Least cost branch and bound is another strategy that can be utilised to discover the solution. Nodes are investigated using this strategy based on their cost. The cost of the node can be defined using the problem, and the cost function can be defined using the given problem. We can define the node's cost after we define the cost function.

Consider node 1 with cost infinity, as given below:

We shall now expand node 1. Node 1 will be divided into four nodes, numbered 2, 3, 4, and 5, as indicated below:

Assume the costs of nodes 2, 3, 4, and 5 are $25, $19, and $30, respectively.

Because it is the least cost branch n bound, we will investigate the node with the lowest cost. In the diagram above, we can see that node 3 has the lowest cost. As a result, we will investigate Node 3 with a cost of $12.

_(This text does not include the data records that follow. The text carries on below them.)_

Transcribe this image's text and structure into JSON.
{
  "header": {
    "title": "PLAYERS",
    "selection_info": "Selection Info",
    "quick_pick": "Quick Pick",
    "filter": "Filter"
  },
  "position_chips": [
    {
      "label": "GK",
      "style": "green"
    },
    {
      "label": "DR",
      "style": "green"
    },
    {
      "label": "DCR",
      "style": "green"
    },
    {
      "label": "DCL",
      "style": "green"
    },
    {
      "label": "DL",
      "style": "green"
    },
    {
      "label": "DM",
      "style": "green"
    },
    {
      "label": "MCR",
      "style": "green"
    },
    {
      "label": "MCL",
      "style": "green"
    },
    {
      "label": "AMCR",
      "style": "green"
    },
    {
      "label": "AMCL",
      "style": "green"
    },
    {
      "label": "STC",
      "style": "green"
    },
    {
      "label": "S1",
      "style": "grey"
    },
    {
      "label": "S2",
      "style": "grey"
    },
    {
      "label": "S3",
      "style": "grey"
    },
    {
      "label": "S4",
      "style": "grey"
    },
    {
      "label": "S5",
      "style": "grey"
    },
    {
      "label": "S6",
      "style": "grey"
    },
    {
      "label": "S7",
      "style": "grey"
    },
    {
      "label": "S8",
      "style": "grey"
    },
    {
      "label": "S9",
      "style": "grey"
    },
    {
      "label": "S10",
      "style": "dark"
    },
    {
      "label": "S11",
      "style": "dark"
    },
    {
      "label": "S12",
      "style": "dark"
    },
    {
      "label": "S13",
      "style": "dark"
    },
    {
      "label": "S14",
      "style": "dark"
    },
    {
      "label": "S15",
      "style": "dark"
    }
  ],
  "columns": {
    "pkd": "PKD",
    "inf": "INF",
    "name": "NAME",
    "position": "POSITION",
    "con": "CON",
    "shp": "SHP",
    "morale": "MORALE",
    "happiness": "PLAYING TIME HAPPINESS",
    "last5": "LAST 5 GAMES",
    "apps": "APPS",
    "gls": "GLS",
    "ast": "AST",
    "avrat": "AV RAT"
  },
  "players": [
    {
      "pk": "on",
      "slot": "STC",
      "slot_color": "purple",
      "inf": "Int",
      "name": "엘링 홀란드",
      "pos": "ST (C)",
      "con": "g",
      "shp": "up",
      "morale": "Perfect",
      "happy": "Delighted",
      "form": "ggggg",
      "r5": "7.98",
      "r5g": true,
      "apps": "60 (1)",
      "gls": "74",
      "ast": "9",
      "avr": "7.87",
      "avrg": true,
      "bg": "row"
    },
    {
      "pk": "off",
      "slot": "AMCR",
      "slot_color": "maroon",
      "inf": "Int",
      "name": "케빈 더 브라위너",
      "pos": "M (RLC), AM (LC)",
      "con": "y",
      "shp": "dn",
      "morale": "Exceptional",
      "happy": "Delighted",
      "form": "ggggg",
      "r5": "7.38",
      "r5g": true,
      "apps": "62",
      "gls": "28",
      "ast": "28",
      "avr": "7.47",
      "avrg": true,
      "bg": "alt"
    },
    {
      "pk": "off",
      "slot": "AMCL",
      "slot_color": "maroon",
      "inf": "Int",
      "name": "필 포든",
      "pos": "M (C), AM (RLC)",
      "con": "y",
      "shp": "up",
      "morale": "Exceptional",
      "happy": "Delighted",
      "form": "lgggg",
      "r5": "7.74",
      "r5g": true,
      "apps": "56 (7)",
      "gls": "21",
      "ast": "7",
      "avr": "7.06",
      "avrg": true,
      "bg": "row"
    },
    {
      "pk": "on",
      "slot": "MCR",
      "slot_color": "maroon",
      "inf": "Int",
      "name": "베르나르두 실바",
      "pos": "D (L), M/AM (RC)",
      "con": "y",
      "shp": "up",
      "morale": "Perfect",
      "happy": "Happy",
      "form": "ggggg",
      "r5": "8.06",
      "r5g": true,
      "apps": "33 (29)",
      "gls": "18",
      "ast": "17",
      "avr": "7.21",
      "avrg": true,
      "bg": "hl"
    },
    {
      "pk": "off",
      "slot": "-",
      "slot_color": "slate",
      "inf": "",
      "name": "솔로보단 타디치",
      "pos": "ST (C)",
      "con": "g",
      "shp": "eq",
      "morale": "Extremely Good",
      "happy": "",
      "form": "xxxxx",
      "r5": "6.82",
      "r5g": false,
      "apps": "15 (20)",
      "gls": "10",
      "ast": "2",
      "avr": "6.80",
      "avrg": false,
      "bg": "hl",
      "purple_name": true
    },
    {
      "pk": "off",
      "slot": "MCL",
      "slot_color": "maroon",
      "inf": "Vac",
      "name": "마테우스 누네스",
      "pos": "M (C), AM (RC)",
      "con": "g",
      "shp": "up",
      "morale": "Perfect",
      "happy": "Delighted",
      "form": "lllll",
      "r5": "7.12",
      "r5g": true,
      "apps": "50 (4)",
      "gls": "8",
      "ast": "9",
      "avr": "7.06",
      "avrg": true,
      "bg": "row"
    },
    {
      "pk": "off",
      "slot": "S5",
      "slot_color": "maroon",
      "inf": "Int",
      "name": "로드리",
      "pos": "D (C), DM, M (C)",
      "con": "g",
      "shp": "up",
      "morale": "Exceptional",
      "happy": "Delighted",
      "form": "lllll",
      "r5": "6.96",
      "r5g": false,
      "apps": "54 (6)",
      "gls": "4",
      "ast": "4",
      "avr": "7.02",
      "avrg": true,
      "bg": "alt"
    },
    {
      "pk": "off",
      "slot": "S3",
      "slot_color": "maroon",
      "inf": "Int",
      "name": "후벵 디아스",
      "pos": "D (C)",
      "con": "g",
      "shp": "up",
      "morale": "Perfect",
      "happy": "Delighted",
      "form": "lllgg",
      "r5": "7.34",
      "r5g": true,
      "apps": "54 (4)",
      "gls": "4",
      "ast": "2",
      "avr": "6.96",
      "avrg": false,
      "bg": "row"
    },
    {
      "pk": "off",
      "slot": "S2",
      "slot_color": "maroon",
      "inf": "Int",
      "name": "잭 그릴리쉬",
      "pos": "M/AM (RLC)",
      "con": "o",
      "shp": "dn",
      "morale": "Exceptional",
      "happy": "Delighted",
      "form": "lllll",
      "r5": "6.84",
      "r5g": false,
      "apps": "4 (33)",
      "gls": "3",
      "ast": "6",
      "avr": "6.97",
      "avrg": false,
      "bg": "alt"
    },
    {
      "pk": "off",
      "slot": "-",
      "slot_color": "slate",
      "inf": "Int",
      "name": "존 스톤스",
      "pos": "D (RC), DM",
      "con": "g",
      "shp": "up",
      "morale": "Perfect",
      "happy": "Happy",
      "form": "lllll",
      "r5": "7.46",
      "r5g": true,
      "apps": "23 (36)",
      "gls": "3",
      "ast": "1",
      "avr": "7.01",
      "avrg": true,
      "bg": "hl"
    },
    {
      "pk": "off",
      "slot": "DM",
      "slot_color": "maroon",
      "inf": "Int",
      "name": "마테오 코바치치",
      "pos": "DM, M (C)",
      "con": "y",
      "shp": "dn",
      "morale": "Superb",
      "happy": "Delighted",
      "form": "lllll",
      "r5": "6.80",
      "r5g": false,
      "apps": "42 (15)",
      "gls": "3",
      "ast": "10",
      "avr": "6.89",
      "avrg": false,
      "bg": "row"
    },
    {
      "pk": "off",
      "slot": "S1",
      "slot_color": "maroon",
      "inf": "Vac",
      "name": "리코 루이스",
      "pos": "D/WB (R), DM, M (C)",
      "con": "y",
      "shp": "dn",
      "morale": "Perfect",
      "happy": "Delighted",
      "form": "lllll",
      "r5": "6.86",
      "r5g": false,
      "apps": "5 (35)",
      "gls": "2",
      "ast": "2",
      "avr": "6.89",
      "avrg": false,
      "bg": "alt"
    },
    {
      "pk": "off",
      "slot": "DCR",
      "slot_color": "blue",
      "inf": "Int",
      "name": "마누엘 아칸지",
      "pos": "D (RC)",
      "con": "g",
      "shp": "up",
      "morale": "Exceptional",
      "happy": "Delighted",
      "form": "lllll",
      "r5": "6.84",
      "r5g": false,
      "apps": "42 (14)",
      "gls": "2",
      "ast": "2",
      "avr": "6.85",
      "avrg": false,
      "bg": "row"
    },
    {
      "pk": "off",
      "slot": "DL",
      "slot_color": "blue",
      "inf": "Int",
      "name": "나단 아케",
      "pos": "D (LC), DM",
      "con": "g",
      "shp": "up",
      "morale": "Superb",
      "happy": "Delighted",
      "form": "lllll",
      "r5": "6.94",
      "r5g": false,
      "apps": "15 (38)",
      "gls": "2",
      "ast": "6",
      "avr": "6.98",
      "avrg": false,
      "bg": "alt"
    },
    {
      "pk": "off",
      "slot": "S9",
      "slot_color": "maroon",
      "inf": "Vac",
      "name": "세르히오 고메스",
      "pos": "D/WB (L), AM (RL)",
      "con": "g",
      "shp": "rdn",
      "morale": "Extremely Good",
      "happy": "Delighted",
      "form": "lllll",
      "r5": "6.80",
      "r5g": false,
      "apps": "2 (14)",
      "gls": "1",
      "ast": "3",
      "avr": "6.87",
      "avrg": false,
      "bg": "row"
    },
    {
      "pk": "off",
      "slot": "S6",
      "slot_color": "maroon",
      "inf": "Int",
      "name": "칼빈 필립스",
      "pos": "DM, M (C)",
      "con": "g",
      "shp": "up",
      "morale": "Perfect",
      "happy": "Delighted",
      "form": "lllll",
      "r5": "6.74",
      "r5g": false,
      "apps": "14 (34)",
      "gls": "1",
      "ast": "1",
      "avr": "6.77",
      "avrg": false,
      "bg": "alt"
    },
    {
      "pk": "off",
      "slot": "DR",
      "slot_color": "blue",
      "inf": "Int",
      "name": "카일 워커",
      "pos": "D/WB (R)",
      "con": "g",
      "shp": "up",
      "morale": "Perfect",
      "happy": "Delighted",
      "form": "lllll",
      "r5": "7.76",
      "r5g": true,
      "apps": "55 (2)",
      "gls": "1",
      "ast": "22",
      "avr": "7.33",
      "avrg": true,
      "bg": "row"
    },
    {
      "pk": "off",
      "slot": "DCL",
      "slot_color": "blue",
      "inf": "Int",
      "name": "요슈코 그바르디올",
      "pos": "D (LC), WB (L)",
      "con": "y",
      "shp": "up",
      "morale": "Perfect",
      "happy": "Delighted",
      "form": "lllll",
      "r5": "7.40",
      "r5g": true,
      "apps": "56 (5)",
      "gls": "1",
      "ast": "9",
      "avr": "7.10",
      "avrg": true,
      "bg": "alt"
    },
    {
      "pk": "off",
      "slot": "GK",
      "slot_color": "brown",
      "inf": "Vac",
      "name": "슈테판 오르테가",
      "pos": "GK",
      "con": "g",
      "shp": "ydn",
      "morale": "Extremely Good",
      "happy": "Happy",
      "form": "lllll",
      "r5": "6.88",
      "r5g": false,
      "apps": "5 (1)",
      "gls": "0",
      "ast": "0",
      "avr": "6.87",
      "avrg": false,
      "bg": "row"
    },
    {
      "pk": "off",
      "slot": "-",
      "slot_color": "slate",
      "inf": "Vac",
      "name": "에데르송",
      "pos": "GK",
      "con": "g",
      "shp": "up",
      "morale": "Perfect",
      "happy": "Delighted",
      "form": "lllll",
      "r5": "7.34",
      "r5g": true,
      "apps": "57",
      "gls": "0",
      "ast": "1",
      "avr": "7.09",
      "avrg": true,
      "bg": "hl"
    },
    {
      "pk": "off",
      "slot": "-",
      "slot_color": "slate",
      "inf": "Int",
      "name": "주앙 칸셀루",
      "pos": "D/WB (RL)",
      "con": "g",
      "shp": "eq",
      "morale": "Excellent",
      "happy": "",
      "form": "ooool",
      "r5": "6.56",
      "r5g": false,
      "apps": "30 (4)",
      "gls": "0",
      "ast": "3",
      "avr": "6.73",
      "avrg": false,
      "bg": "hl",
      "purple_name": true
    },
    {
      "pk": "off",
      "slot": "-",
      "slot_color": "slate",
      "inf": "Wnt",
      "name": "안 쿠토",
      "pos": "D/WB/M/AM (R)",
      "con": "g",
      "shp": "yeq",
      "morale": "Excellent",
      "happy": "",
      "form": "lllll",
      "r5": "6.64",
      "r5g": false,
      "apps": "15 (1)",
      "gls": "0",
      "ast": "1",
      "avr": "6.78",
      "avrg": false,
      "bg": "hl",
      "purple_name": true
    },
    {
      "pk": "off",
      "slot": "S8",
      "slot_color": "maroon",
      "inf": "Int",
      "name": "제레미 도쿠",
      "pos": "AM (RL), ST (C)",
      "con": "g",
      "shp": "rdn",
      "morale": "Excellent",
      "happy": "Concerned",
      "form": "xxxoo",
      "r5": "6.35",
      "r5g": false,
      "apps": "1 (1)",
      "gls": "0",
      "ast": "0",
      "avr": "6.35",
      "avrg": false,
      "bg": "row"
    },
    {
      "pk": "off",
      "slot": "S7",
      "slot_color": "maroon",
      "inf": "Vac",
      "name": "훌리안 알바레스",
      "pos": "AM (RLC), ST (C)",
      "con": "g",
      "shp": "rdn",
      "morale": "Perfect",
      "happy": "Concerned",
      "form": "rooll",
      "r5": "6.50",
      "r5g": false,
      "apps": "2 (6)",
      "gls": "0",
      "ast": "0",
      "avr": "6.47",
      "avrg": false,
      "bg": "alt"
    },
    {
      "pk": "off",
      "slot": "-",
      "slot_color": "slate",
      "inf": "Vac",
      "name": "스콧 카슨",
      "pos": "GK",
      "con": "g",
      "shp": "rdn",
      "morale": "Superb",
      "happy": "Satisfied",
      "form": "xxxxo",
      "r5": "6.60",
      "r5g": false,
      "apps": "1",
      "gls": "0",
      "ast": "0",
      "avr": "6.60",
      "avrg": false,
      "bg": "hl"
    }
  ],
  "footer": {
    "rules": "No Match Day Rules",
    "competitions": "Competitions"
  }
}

Because node 3 is working on job j2, it will be split into two nodes, 6 and 7, as indicated below:

Node 6 is working on job j3, while node 7 is working on job j4. The cost of node 6 is $8, whereas the cost of node 7 is $7. Now we need to choose the node with the lowest cost. Because node 7 has the lowest cost, we will investigate it. Because node 7 is already working on job j4, there is no room for expansion.

## Conclusion

In this article, we have covered what is Branch and Bound algorithm. Hope you can use this knowledge as per your own need.